By Ali Elkin, April 5, 2015

All analogies are not created equal.

Former Pennsylvania Senator Rick Santorum floated a new comparison on Sunday in the debate over the Religious Freedom Restoration Acts passed Indiana and Arkansas last week.

"Tolerance is a two-way street," Santorum, a prospective 2016 presidential candidate, said on CBS's Face the Nation. "If you're a print shop and you are a gay man, should you be forced to print 'God hates fags' for the Westboro Baptist Church because they hold those signs up?"

That analogy strays from the comparison floated by former Arkansas Governor Mike Huckabee, who compared the idea of forcing Christians to accept gay marriage to making Jewish deli owners serve non-Kosher foods.

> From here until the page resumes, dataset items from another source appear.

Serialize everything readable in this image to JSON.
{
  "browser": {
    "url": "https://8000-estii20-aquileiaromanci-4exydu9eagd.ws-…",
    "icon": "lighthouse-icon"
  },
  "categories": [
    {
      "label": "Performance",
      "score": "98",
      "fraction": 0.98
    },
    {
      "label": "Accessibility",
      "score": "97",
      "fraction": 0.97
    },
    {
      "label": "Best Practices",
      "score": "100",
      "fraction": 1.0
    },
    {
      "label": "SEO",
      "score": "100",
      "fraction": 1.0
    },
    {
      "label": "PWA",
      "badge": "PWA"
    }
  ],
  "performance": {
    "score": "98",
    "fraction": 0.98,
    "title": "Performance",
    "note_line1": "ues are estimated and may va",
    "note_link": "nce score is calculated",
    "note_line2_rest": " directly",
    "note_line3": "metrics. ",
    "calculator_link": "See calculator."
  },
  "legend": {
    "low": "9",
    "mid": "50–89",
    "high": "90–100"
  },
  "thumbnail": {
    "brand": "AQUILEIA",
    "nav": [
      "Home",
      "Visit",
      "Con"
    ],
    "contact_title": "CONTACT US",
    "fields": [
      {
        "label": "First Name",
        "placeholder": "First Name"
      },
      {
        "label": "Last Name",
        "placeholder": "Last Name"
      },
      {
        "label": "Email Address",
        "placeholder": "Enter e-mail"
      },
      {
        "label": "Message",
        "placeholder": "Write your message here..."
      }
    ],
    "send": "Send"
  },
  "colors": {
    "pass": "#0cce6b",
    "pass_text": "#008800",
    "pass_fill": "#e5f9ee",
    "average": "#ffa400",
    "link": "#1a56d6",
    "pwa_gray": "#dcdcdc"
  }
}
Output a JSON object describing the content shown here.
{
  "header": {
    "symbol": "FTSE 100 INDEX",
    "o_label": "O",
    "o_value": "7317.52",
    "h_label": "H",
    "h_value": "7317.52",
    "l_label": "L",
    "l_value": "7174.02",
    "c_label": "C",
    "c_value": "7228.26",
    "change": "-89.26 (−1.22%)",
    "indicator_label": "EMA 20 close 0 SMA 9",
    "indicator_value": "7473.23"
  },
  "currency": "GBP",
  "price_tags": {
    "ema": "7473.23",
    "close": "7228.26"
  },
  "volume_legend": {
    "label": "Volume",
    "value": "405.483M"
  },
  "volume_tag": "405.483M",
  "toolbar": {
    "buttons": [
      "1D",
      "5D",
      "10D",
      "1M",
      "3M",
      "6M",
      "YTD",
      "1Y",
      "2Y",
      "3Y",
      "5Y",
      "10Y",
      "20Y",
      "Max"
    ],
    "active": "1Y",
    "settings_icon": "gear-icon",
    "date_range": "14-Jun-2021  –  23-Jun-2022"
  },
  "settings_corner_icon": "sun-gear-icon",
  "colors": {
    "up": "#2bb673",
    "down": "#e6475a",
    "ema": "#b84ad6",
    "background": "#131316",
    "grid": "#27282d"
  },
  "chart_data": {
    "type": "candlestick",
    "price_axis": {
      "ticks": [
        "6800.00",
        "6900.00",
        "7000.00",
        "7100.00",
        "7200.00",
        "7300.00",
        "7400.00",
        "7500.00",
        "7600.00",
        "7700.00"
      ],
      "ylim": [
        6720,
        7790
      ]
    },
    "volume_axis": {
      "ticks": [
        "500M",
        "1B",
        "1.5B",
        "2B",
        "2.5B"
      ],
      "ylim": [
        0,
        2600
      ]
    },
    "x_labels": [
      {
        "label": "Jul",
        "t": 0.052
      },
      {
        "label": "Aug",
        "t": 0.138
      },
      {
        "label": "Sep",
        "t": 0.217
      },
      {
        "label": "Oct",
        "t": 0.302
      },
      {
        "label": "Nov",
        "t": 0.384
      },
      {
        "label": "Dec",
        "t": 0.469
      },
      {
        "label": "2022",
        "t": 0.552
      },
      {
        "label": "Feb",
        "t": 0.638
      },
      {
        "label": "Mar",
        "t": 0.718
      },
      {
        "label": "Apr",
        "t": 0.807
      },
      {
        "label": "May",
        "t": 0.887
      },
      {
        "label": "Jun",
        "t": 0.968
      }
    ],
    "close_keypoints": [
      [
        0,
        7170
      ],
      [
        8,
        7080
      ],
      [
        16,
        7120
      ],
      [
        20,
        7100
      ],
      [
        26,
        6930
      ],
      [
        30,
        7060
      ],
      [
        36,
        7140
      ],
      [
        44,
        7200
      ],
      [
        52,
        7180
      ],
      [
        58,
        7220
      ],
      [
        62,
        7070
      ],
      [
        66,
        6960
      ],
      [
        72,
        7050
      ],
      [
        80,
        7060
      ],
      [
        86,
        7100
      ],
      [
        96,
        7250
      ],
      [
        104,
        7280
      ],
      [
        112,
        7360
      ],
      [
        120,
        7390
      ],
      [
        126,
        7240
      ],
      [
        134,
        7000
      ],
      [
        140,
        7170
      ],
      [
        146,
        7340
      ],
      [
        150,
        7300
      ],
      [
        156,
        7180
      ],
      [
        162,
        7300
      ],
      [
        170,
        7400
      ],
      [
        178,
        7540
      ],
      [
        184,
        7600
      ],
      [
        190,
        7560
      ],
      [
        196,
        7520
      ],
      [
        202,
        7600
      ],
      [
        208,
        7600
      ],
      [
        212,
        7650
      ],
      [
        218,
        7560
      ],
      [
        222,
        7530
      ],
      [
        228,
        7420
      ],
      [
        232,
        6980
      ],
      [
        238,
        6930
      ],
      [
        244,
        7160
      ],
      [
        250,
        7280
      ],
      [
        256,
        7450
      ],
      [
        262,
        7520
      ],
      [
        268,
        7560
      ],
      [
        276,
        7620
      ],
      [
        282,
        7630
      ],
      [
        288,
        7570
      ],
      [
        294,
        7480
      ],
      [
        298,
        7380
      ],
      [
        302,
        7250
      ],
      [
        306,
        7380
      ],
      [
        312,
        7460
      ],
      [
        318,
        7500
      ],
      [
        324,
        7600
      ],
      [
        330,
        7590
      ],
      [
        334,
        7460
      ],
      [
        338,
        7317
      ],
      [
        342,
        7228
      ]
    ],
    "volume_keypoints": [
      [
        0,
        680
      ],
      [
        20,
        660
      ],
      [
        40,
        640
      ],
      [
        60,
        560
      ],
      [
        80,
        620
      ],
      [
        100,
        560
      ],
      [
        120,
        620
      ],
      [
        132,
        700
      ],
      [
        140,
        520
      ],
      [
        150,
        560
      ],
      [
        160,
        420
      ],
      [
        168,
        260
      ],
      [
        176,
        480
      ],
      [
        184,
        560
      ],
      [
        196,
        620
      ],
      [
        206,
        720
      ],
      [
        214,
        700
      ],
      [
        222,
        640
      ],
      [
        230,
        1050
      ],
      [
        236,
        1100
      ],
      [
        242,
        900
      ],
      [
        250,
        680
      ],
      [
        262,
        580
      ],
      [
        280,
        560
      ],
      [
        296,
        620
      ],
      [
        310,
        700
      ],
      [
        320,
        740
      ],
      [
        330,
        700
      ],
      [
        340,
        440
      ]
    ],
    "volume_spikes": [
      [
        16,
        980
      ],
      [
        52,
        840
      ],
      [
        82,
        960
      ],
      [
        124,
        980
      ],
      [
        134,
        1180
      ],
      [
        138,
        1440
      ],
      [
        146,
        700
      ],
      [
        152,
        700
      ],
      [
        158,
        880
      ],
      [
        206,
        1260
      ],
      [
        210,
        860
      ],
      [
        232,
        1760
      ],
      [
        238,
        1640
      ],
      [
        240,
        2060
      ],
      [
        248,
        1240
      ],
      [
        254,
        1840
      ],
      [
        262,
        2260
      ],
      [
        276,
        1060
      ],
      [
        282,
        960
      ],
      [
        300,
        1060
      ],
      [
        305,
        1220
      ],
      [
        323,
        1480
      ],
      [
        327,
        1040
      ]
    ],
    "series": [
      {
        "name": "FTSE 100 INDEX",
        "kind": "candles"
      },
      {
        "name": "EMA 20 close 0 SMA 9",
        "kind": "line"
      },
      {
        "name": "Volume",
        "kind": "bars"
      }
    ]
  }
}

“It’s like asking someone who’s Jewish to start serving bacon-wrapped shrimp in their deli,” Huckabee said. “We don’t want to do that — I mean, we’re not going to do that. Or like asking a Muslim to serve up something that is offensive to him, or to have dogs in his backyard.”

While both arguments are meant to justify RFRA laws that would, in theory, offer a legal defense to Christian business owners who would deny service to gay weddings, Santorum's parallel doesn't totally work, as a gay shop keeper refusing to print Westboro Baptist Church signs would not involve a specific religious justification, per se.  

Santorum also said that he was sorry to see [the] Indiana bill changed.

"I think the current language that the federal law is and now Indiana is  has [sic] been held pretty much to have a pretty limited view of what religious liberty, religious freedom, is in the workplace," he said.